Baby Gap clothes, while cute, are not functional when you have a disability and/or a squirmy baby.

Baby Gap clothes, while cute, are not functional when you have a disability and/or a squirmy baby.

To the person who created baby clothes without zippers or Velcro: Do you hate me? Have you never seen a squirmy baby? Or a mother whose hands don’t work very well because of her disability? Methinks the answer to all of those questions is: no.

I think you are a childless person who simply designs “cute” clothes. That’s fine for some, but can you be considerate and make others that those of us who fit in some or all of those categories not feel inadequate or anxious when attempting—and failing—to change our kids.

The worst offender? The Baby Gap. (see photo below). Not only do they not have zippers, they have teeny, tiny buttons. EVERYWHERE—the crotch, the waistline. Even along the shoulders. It’s amazing that a baby hasn’t choked or a mother hasn’t gone off the deep end attempting to clothe her child.

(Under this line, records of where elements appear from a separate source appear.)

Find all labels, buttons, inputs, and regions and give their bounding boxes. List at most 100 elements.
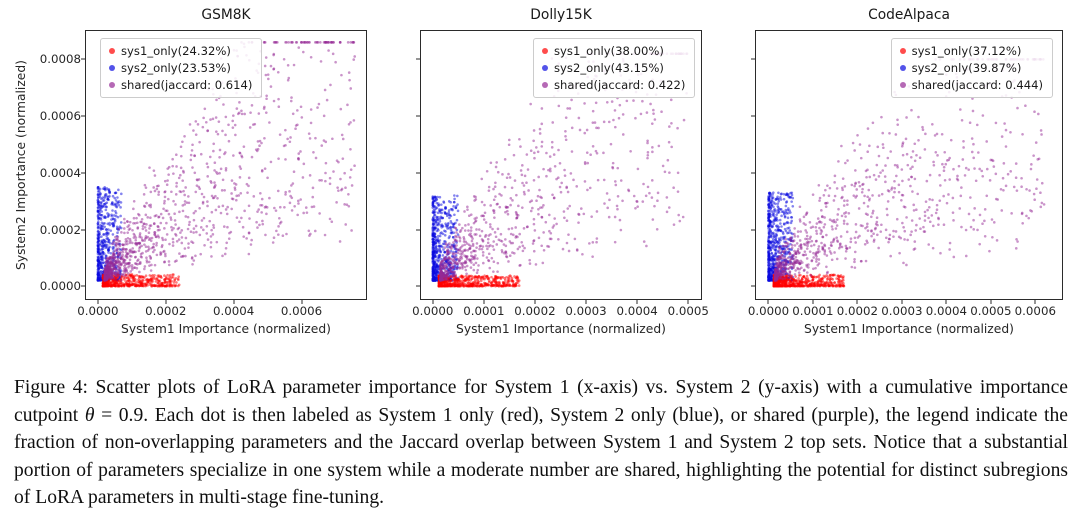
y-tick-mark bbox=[751, 172, 755, 174]
y-tick-mark bbox=[416, 229, 420, 231]
x-tick-mark bbox=[990, 300, 992, 304]
x-tick-label: 0.0004 bbox=[616, 304, 658, 318]
shared-marker-icon bbox=[109, 82, 115, 88]
x-tick-label: 0.0000 bbox=[747, 304, 790, 318]
y-tick-mark bbox=[81, 115, 85, 117]
legend-label: shared(jaccard: 0.444) bbox=[911, 78, 1043, 92]
caption-theta-value: = 0.9 bbox=[94, 404, 144, 426]
y-tick-label: 0.0008 bbox=[39, 52, 81, 67]
sys1-only-marker-icon bbox=[109, 48, 115, 54]
legend-label: shared(jaccard: 0.614) bbox=[121, 78, 253, 92]
legend-entry-shared: shared(jaccard: 0.614) bbox=[109, 78, 252, 92]
legend-label: sys1_only(24.32%) bbox=[121, 44, 231, 58]
x-tick-mark bbox=[483, 300, 485, 304]
legend-label: sys2_only(23.53%) bbox=[121, 61, 231, 75]
y-tick-label: 0.0006 bbox=[39, 109, 81, 124]
legend: sys1_only(37.12%) sys2_only(39.87%) shar… bbox=[890, 38, 1053, 98]
y-tick-label: 0.0002 bbox=[39, 222, 81, 237]
plot-area: sys1_only(37.12%) sys2_only(39.87%) shar… bbox=[755, 30, 1063, 300]
plot-area: sys1_only(38.00%) sys2_only(43.15%) shar… bbox=[420, 30, 702, 300]
chart-codealpaca: CodeAlpaca sys1_only(37.12%) sys2_only(3… bbox=[748, 7, 1063, 340]
sys1-only-marker-icon bbox=[542, 48, 548, 54]
x-tick-label: 0.0002 bbox=[145, 304, 187, 318]
x-tick-label: 0.0005 bbox=[667, 304, 709, 318]
sys2-only-marker-icon bbox=[109, 65, 115, 71]
x-tick-labels: 0.0000 0.0001 0.0002 0.0003 0.0004 0.0005 bbox=[412, 304, 709, 318]
x-tick-label: 0.0004 bbox=[212, 304, 255, 318]
y-tick-mark bbox=[81, 172, 85, 174]
x-tick-label: 0.0003 bbox=[881, 304, 923, 318]
legend-label: sys1_only(38.00%) bbox=[554, 44, 664, 58]
sys1-only-marker-icon bbox=[899, 48, 906, 54]
legend-label: shared(jaccard: 0.422) bbox=[554, 78, 686, 92]
y-tick-labels: 0.0000 0.0002 0.0004 0.0006 0.0008 bbox=[37, 30, 81, 300]
chart-title: GSM8K bbox=[201, 7, 251, 23]
legend-entry-sys1-only: sys1_only(38.00%) bbox=[542, 44, 685, 58]
x-tick-label: 0.0003 bbox=[565, 304, 607, 318]
x-tick-mark bbox=[945, 300, 947, 304]
x-tick-label: 0.0005 bbox=[970, 304, 1012, 318]
caption-theta-symbol: θ bbox=[84, 404, 95, 426]
y-tick-mark bbox=[81, 285, 85, 287]
x-tick-label: 0.0006 bbox=[1014, 304, 1056, 318]
y-tick-label: 0.0004 bbox=[39, 165, 81, 180]
x-tick-label: 0.0001 bbox=[792, 304, 834, 318]
legend-label: sys2_only(43.15%) bbox=[554, 61, 664, 75]
y-tick-mark bbox=[751, 229, 755, 231]
x-tick-label: 0.0002 bbox=[836, 304, 879, 318]
x-tick-mark bbox=[687, 300, 689, 304]
x-tick-mark bbox=[585, 300, 587, 304]
legend-label: sys2_only(39.87%) bbox=[911, 61, 1022, 75]
y-tick-label: 0.0000 bbox=[39, 279, 81, 294]
x-tick-label: 0.0000 bbox=[412, 304, 454, 318]
caption-text-prefix: Figure 4: Scatter plots of LoRA paramete… bbox=[14, 377, 1068, 426]
y-tick-mark bbox=[81, 229, 85, 231]
x-tick-label: 0.0006 bbox=[280, 304, 323, 318]
chart-dolly15k: Dolly15K sys1_only(38.00%) sys2_only(43.… bbox=[412, 7, 709, 340]
x-axis-label: System1 Importance (normalized) bbox=[456, 322, 666, 336]
legend: sys1_only(24.32%) sys2_only(23.53%) shar… bbox=[100, 38, 263, 98]
legend-entry-sys1-only: sys1_only(37.12%) bbox=[899, 44, 1043, 58]
shared-marker-icon bbox=[542, 82, 548, 88]
legend-entry-sys2-only: sys2_only(43.15%) bbox=[542, 61, 685, 75]
x-tick-mark bbox=[812, 300, 814, 304]
x-axis-label: System1 Importance (normalized) bbox=[121, 322, 331, 336]
legend-entry-sys2-only: sys2_only(23.53%) bbox=[109, 61, 252, 75]
chart-title: CodeAlpaca bbox=[868, 7, 950, 23]
x-tick-mark bbox=[97, 300, 99, 304]
x-tick-mark bbox=[901, 300, 903, 304]
legend-entry-shared: shared(jaccard: 0.444) bbox=[899, 78, 1043, 92]
x-tick-mark bbox=[1034, 300, 1036, 304]
x-tick-labels: 0.0000 0.0001 0.0002 0.0003 0.0004 0.0005 0.00… bbox=[748, 304, 1063, 318]
x-tick-mark bbox=[534, 300, 536, 304]
y-tick-mark bbox=[416, 58, 420, 60]
y-axis-label: System2 Importance (normalized) bbox=[14, 60, 28, 270]
plot-area: sys1_only(24.32%) sys2_only(23.53%) shar… bbox=[85, 30, 367, 300]
x-tick-mark bbox=[432, 300, 434, 304]
chart-title: Dolly15K bbox=[530, 7, 592, 23]
y-tick-mark bbox=[416, 172, 420, 174]
shared-marker-icon bbox=[899, 82, 906, 88]
x-tick-mark bbox=[856, 300, 858, 304]
y-tick-mark bbox=[751, 115, 755, 117]
x-axis-label: System1 Importance (normalized) bbox=[804, 322, 1014, 336]
x-tick-label: 0.0001 bbox=[463, 304, 505, 318]
x-tick-labels: 0.0000 0.0002 0.0004 0.0006 bbox=[77, 304, 367, 318]
legend-entry-sys1-only: sys1_only(24.32%) bbox=[109, 44, 252, 58]
legend-entry-shared: shared(jaccard: 0.422) bbox=[542, 78, 685, 92]
x-tick-label: 0.0000 bbox=[77, 304, 119, 318]
y-tick-mark bbox=[751, 58, 755, 60]
x-tick-label: 0.0002 bbox=[514, 304, 556, 318]
x-tick-mark bbox=[767, 300, 769, 304]
legend-entry-sys2-only: sys2_only(39.87%) bbox=[899, 61, 1043, 75]
y-tick-mark bbox=[416, 115, 420, 117]
x-tick-mark bbox=[165, 300, 167, 304]
figure-caption: Figure 4: Scatter plots of LoRA paramete… bbox=[14, 374, 1068, 512]
x-tick-mark bbox=[636, 300, 638, 304]
sys2-only-marker-icon bbox=[899, 65, 906, 71]
y-tick-mark bbox=[81, 58, 85, 60]
chart-gsm8k: GSM8K System2 Importance (normalized) 0.… bbox=[14, 7, 367, 340]
x-tick-label: 0.0004 bbox=[925, 304, 967, 318]
x-tick-mark bbox=[233, 300, 235, 304]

The other Gap problem is the jeans. They actually have a button and fly—for infants! Amazing.

The other clothiers, I believe are just falling into the snap craze. Carter’s and The Children’s Place—neither have zippers often. When they do, I snap them up, but it’s rare.

Target has zippers and I was so excited to find them—until I realized they are top-down zippers and need to be actually put together to zip. Pretty sure I would be able to snap an outfit quicker than I’d be able to zip one of their outfits, and that’s not saying much.

I unfortunately didn’t notice this style zipper until I was out with Jameson one day when he peed through his morning outfit. I grabbed my backup outfit—a Target zippie with stripes. How embarrassed was I when I realized I was never going to be able to get it closed properly. I assessed my options: leave him in just a diaper; put the outfit on him, but not zip it; put his wet clothes back on him; or ask for help. Like that’s not embarrassing, but it was the only feasible option. Hi, I’m a mother of a boy and I am not capable of dressing him without my wife here. Can you help? I had some choice words for Target that day, but unfortunately they will never be heard as fashion outweighs form even in infant clothing.

The unfortunate thing is that I am limited in what I can dress my own son in. I just wish I had choices.